Calgary animal rescues see a coronavirus bump in pet adoptions, fosters

ANIMAL SHELTERS ACROSS CALGARY ARE ENCOURAGED BY RISING ADOPTION RATES BUT WORRY ABOUT ANIMAL SURRENDERS ONCE THE PANDEMIC ENDS

Milo waiting for his walk at his fur-ever home. CONTRIBUTED

Many Calgarians have turned to pet adoption to help fill time during coronavirus, but there’s mounting concern over what happens in a post-pandemic return to work.

Since the start of the COVID-19 pandemic, Calgary and surrounding area animal rescues have seen an increase in both adoption and fostering.

With public health measures put in place, the push for people to stay home and workplaces shut down, would-be Calgary pet owners took the plunge.

What about when they go back to work?

Reminder that it’s a long-term commitment

Kim Hessel, Founder of Heaven Can Wait Animal Rescue, said they’re taking steps to ensure people interested in adopting are confident about their decision.

“We’re trying to help people determine if this is for the long term, […] not just three months or six, but five years or 10,” said Hessel.

Despite the increase in adoptions, Roisin Kerr, director of communications at Pawsitive Match rescue foundation said there are fewer animals available due to the border closure.

“We bring in small dogs from the United States, from high kill shelter in California and Vegas and that has stopped,” she said.

She said California is having a similar non-problem in that a lot of the animals they do have are being adopted.

Bob, one of many happy adopted cats enjoying a belly rub. MADASYN KOST / FOR LIVEWIRE CALGARY

The purr-fect alternative

Adoption isn’t an option for everyone, but that doesn’t mean you can’t help an animal in need.

Unfortunately, a lot of the animals housed at HCW are not ready for adoption. Some, like a group of wolf hybrids, will never be able to leave.

Hessel explained that families can find a dog online and sponsor them, a way of virtual fostering. HCW will send photos of the dog and give updates on how they’re doing. All the family is responsible for is donating food every month.

“It’s not a huge expense on their part because I realize everyone’s got money issues right now, but it’s still away that they can feel involved,” said Hessel.

Routine critical for pets after return to work

While our lives aren’t as busy as they usually are, things will eventually go back to normal. This means more alone time for pets.

If you’re planning on adopting or fostering an animal it’s important to give your new furry friend a routine.

Hessel said that it’s important to keep this in mind so that the animals don’t get anxiety when it’s time to go back to work.

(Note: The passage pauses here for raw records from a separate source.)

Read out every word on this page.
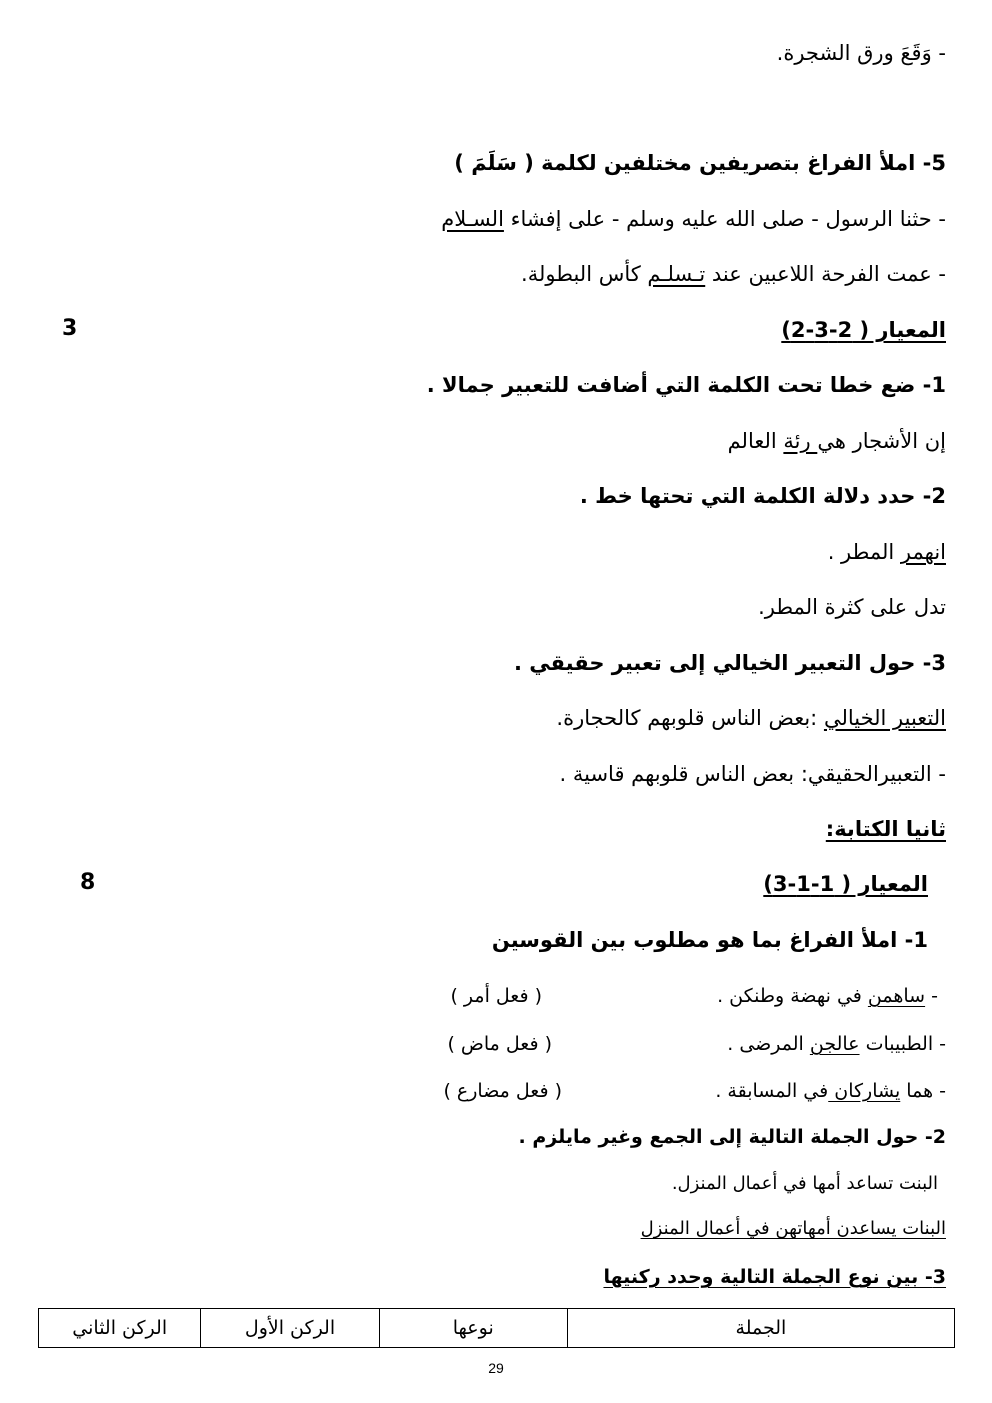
- وَقَعَ ورق الشجرة.
5- املأ الفراغ بتصريفين مختلفين لكلمة ( سَلَمَ )
- حثنا الرسول - صلى الله عليه وسلم - على إفشاء السـلام
- عمت الفرحة اللاعبين عند تـسلـم كأس البطولة.
المعيار ( 2-3-2)
3
1- ضع خطا تحت الكلمة التي أضافت للتعبير جمالا .
إن الأشجار هي رئة العالم
2- حدد دلالة الكلمة التي تحتها خط .
انهمر المطر .
تدل على كثرة المطر.
3- حول التعبير الخيالي إلى تعبير حقيقي .
التعبير الخيالي :بعض الناس قلوبهم كالحجارة.
- التعبيرالحقيقي: بعض الناس قلوبهم قاسية .
ثانيا الكتابة:
المعيار ( 1-1-3)
8
1- املأ الفراغ بما هو مطلوب بين القوسين
- ساهمن في نهضة وطنكن .
( فعل أمر )
- الطبيبات عالجن المرضى .
( فعل ماض )
- هما يشاركان في المسابقة .
( فعل مضارع )
2- حول الجملة التالية إلى الجمع وغير مايلزم .
البنت تساعد أمها في أعمال المنزل.
البنات يساعدن أمهاتهن في أعمال المنزل
3- بين نوع الجملة التالية وحدد ركنيها
الجملة	نوعها	الركن الأول	الركن الثاني
29
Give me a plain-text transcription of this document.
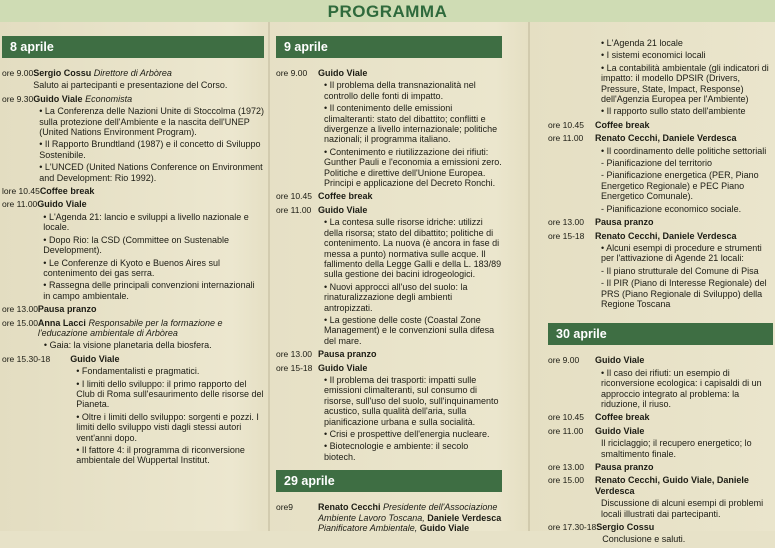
PROGRAMMA
8 aprile
ore 9.00 Sergio Cossu Direttore di Arbòrea

Saluto ai partecipanti e presentazione del Corso.

ore 9.30 Guido Viale Economista

• La Conferenza delle Nazioni Unite di Stoccolma (1972) sulla protezione dell'Ambiente e la nascita dell'UNEP (United Nations Environment Program).

• Il Rapporto Brundtland (1987) e il concetto di Sviluppo Sostenibile.

• L'UNCED (United Nations Conference on Environment and Development: Rio 1992).

lore 10.45 Coffee break

ore 11.00 Guido Viale

• L'Agenda 21: lancio e sviluppi a livello nazionale e locale.

• Dopo Rio: la CSD (Committee on Sustenable Development).

• Le Conferenze di Kyoto e Buenos Aires sul contenimento dei gas serra.

• Rassegna delle principali convenzioni internazionali in campo ambientale.

ore 13.00 Pausa pranzo

ore 15.00 Anna Lacci Responsabile per la formazione e l'educazione ambientale di Arbòrea

• Gaia: la visione planetaria della biosfera.

ore 15.30-18 Guido Viale

• Fondamentalisti e pragmatici.

• I limiti dello sviluppo: il primo rapporto del Club di Roma sull'esaurimento delle risorse del Pianeta.

• Oltre i limiti dello sviluppo: sorgenti e pozzi. I limiti dello sviluppo visti dagli stessi autori vent'anni dopo.

• Il fattore 4: il programma di riconversione ambientale del Wuppertal Institut.

9 aprile
ore 9.00	Guido Viale

• Il problema della transnazionalità nel controllo delle fonti di impatto.

• Il contenimento delle emissioni climalteranti: stato del dibattito; conflitti e divergenze a livello internazionale; politiche nazionali; il programma italiano.

• Contenimento e riutilizzazione dei rifiuti: Gunther Pauli e l'economia a emissioni zero. Politiche e direttive dell'Unione Europea. Principi e applicazione del Decreto Ronchi.

ore 10.45 Coffee break

ore 11.00 Guido Viale

• La contesa sulle risorse idriche: utilizzi della risorsa; stato del dibattito; politiche di contenimento. La nuova (è ancora in fase di messa a punto) normativa sulle acque. Il fallimento della Legge Galli e della L. 183/89 sulla gestione dei bacini idrogeologici.

• Nuovi approcci all'uso del suolo: la rinaturalizzazione degli ambienti antropizzati.

• La gestione delle coste (Coastal Zone Management) e le convenzioni sulla difesa del mare.

ore 13.00 Pausa pranzo

ore 15-18 Guido Viale

• Il problema dei trasporti: impatti sulle emissioni climalteranti, sul consumo di risorse, sull'uso del suolo, sull'inquinamento acustico, sulla qualità dell'aria, sulla pianificazione urbana e sulla socialità.

• Crisi e prospettive dell'energia nucleare.

• Biotecnologie e ambiente: il secolo biotech.

29 aprile
ore9	Renato Cecchi Presidente dell'Associazione Ambiente Lavoro Toscana, Daniele Verdesca Pianificatore Ambientale, Guido Viale

• L'Agenda 21 locale

• I sistemi economici locali

• La contabilità ambientale (gli indicatori di impatto: il modello DPSIR (Drivers, Pressure, State, Impact, Response) dell'Agenzia Europea per l'Ambiente)

• Il rapporto sullo stato dell'ambiente

ore 10.45	Coffee break

ore 11.00	Renato Cecchi, Daniele Verdesca

• Il coordinamento delle politiche settoriali

- Pianificazione del territorio

- Pianificazione energetica (PER, Piano Energetico Regionale) e PEC Piano Energetico Comunale).

- Pianificazione economico sociale.

ore 13.00	Pausa pranzo

ore 15-18	Renato Cecchi, Daniele Verdesca

• Alcuni esempi di procedure e strumenti per l'attivazione di Agende 21 locali:

- Il piano strutturale del Comune di Pisa

- Il PIR (Piano di Interesse Regionale) del PRS (Piano Regionale di Sviluppo) della Regione Toscana

30 aprile
ore 9.00	Guido Viale

• Il caso dei rifiuti: un esempio di riconversione ecologica: i capisaldi di un approccio integrato al problema: la riduzione, il riuso.

ore 10.45	Coffee break

ore 11.00	Guido Viale

Il riciclaggio; il recupero energetico; lo smaltimento finale.

ore 13.00	Pausa pranzo

ore 15.00	Renato Cecchi, Guido Viale, Daniele Verdesca

Discussione di alcuni esempi di problemi locali illustrati dai partecipanti.

ore 17.30-18 Sergio Cossu

Conclusione e saluti.
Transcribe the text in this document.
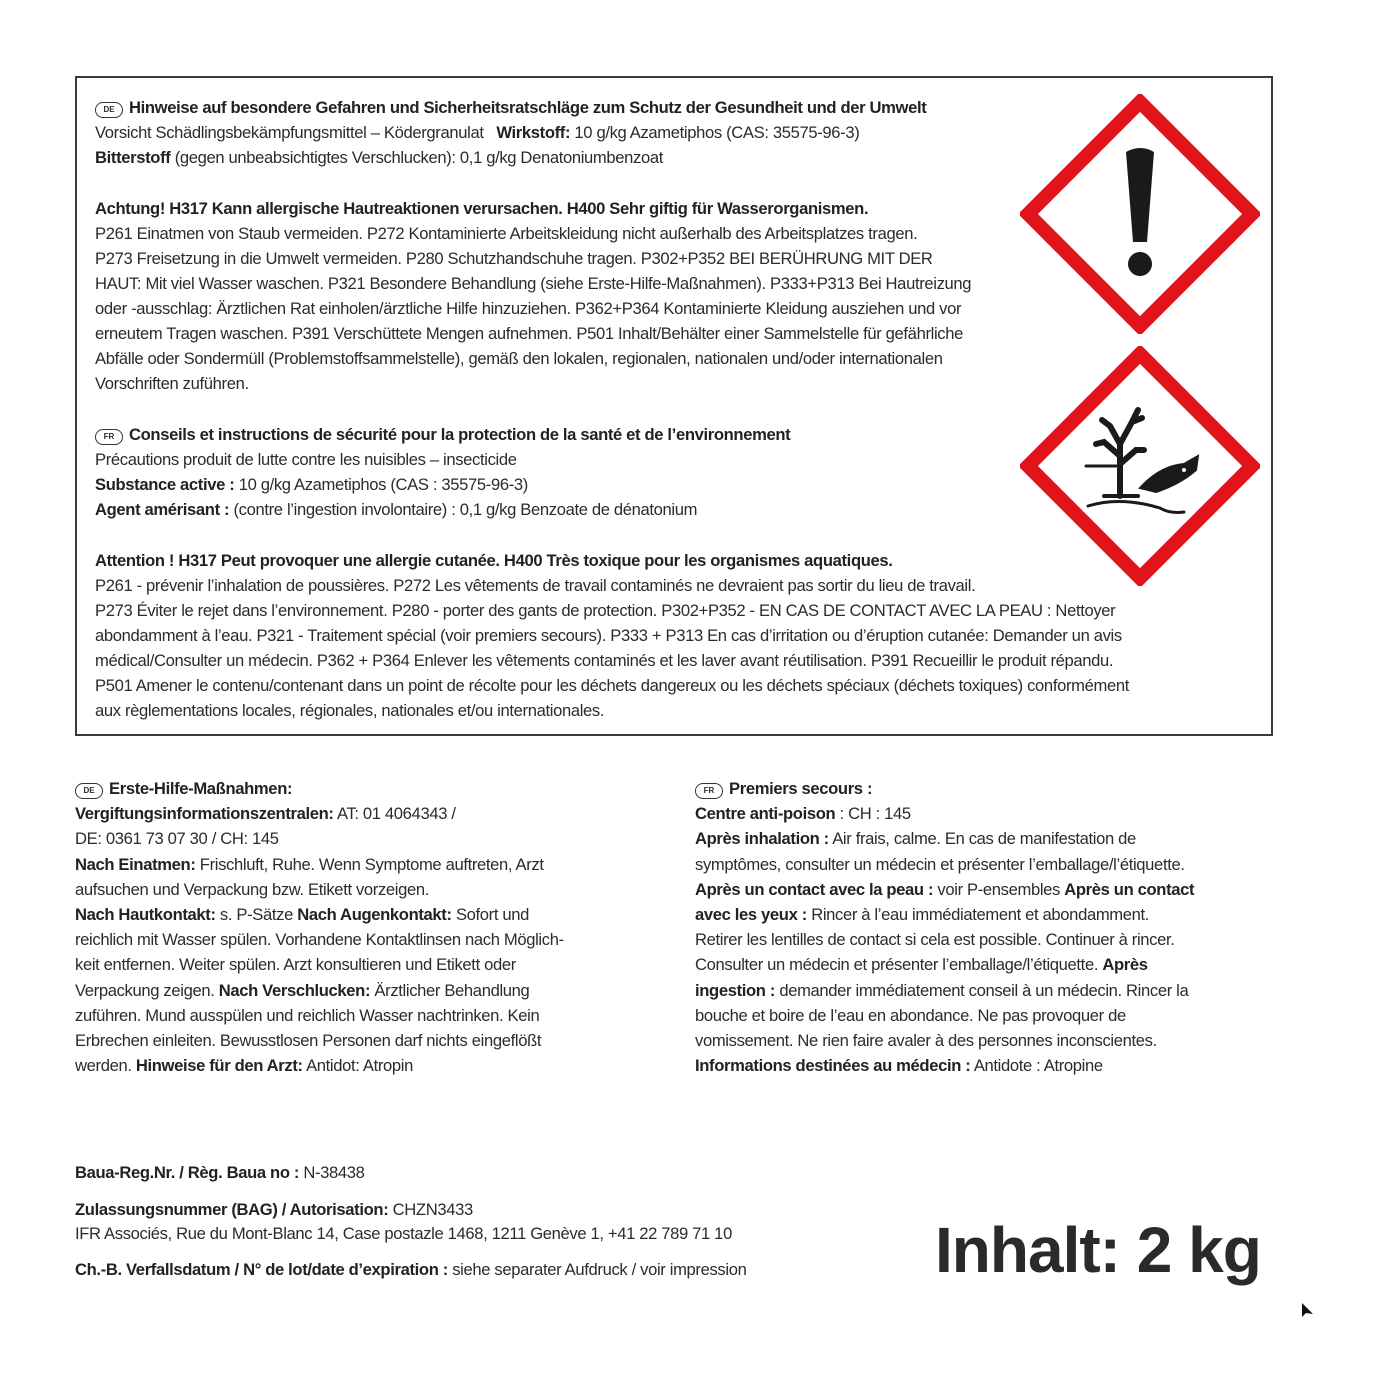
DE Hinweise auf besondere Gefahren und Sicherheitsratschläge zum Schutz der Gesundheit und der Umwelt
Vorsicht Schädlingsbekämpfungsmittel – Ködergranulat Wirkstoff: 10 g/kg Azametiphos (CAS: 35575-96-3)
Bitterstoff (gegen unbeabsichtigtes Verschlucken): 0,1 g/kg Denatoniumbenzoat
Achtung! H317 Kann allergische Hautreaktionen verursachen. H400 Sehr giftig für Wasserorganismen.
P261 Einatmen von Staub vermeiden. P272 Kontaminierte Arbeitskleidung nicht außerhalb des Arbeitsplatzes tragen.
P273 Freisetzung in die Umwelt vermeiden. P280 Schutzhandschuhe tragen. P302+P352 BEI BERÜHRUNG MIT DER
HAUT: Mit viel Wasser waschen. P321 Besondere Behandlung (siehe Erste-Hilfe-Maßnahmen). P333+P313 Bei Hautreizung
oder -ausschlag: Ärztlichen Rat einholen/ärztliche Hilfe hinzuziehen. P362+P364 Kontaminierte Kleidung ausziehen und vor
erneutem Tragen waschen. P391 Verschüttete Mengen aufnehmen. P501 Inhalt/Behälter einer Sammelstelle für gefährliche
Abfälle oder Sondermüll (Problemstoffsammelstelle), gemäß den lokalen, regionalen, nationalen und/oder internationalen
Vorschriften zuführen.
FR Conseils et instructions de sécurité pour la protection de la santé et de l’environnement
Précautions produit de lutte contre les nuisibles – insecticide
Substance active : 10 g/kg Azametiphos (CAS : 35575-96-3)
Agent amérisant : (contre l’ingestion involontaire) : 0,1 g/kg Benzoate de dénatonium
Attention ! H317 Peut provoquer une allergie cutanée. H400 Très toxique pour les organismes aquatiques.
P261 - prévenir l’inhalation de poussières. P272 Les vêtements de travail contaminés ne devraient pas sortir du lieu de travail.
P273 Éviter le rejet dans l’environnement. P280 - porter des gants de protection. P302+P352 - EN CAS DE CONTACT AVEC LA PEAU : Nettoyer
abondamment à l’eau. P321 - Traitement spécial (voir premiers secours). P333 + P313 En cas d’irritation ou d’éruption cutanée: Demander un avis
médical/Consulter un médecin. P362 + P364 Enlever les vêtements contaminés et les laver avant réutilisation. P391 Recueillir le produit répandu.
P501 Amener le contenu/contenant dans un point de récolte pour les déchets dangereux ou les déchets spéciaux (déchets toxiques) conformément
aux règlementations locales, régionales, nationales et/ou internationales.
DE Erste-Hilfe-Maßnahmen:
Vergiftungsinformationszentralen: AT: 01 4064343 /
DE: 0361 73 07 30 / CH: 145
Nach Einatmen: Frischluft, Ruhe. Wenn Symptome auftreten, Arzt
aufsuchen und Verpackung bzw. Etikett vorzeigen.
Nach Hautkontakt: s. P-Sätze Nach Augenkontakt: Sofort und
reichlich mit Wasser spülen. Vorhandene Kontaktlinsen nach Möglich-
keit entfernen. Weiter spülen. Arzt konsultieren und Etikett oder
Verpackung zeigen. Nach Verschlucken: Ärztlicher Behandlung
zuführen. Mund ausspülen und reichlich Wasser nachtrinken. Kein
Erbrechen einleiten. Bewusstlosen Personen darf nichts eingeflößt
werden. Hinweise für den Arzt: Antidot: Atropin
FR Premiers secours :
Centre anti-poison : CH : 145
Après inhalation : Air frais, calme. En cas de manifestation de
symptômes, consulter un médecin et présenter l’emballage/l’étiquette.
Après un contact avec la peau : voir P-ensembles Après un contact
avec les yeux : Rincer à l’eau immédiatement et abondamment.
Retirer les lentilles de contact si cela est possible. Continuer à rincer.
Consulter un médecin et présenter l’emballage/l’étiquette. Après
ingestion : demander immédiatement conseil à un médecin. Rincer la
bouche et boire de l’eau en abondance. Ne pas provoquer de
vomissement. Ne rien faire avaler à des personnes inconscientes.
Informations destinées au médecin : Antidote : Atropine
Baua-Reg.Nr. / Règ. Baua no : N-38438
Zulassungsnummer (BAG) / Autorisation: CHZN3433
IFR Associés, Rue du Mont-Blanc 14, Case postazle 1468, 1211 Genève 1, +41 22 789 71 10
Ch.-B. Verfallsdatum / N° de lot/date d’expiration : siehe separater Aufdruck / voir impression	Inhalt: 2 kg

“I’ve been encouraging people leave their dogs alone for a few hours, go take a walk just on your own, you know, leave and go do errands all so they don’t get anxious when you do go back to normal hours.”

This pup, Minnie, was adopted from Pawsitive Match. CONTRIBUTED

Consider donating to a local shelter

If adopting or fostering isn’t in the cards for you right now, you can always donate. Both Pawsitive Match and Heaven Can Wait along with most shelters accept monetary donations as well as food and supplies.

Kerr said that this time of year is vital for fundraising events but with the cancellations due to COVID-19, everything is changing.

“We’re definitely going to see a hit this year, I think, in terms of fundraising, just because we can’t have our normal events,” she said.

Kerr said the foundation has had to cancel events like their annual Spay-ghetti fundraiser and Pawsitive Match marathon event.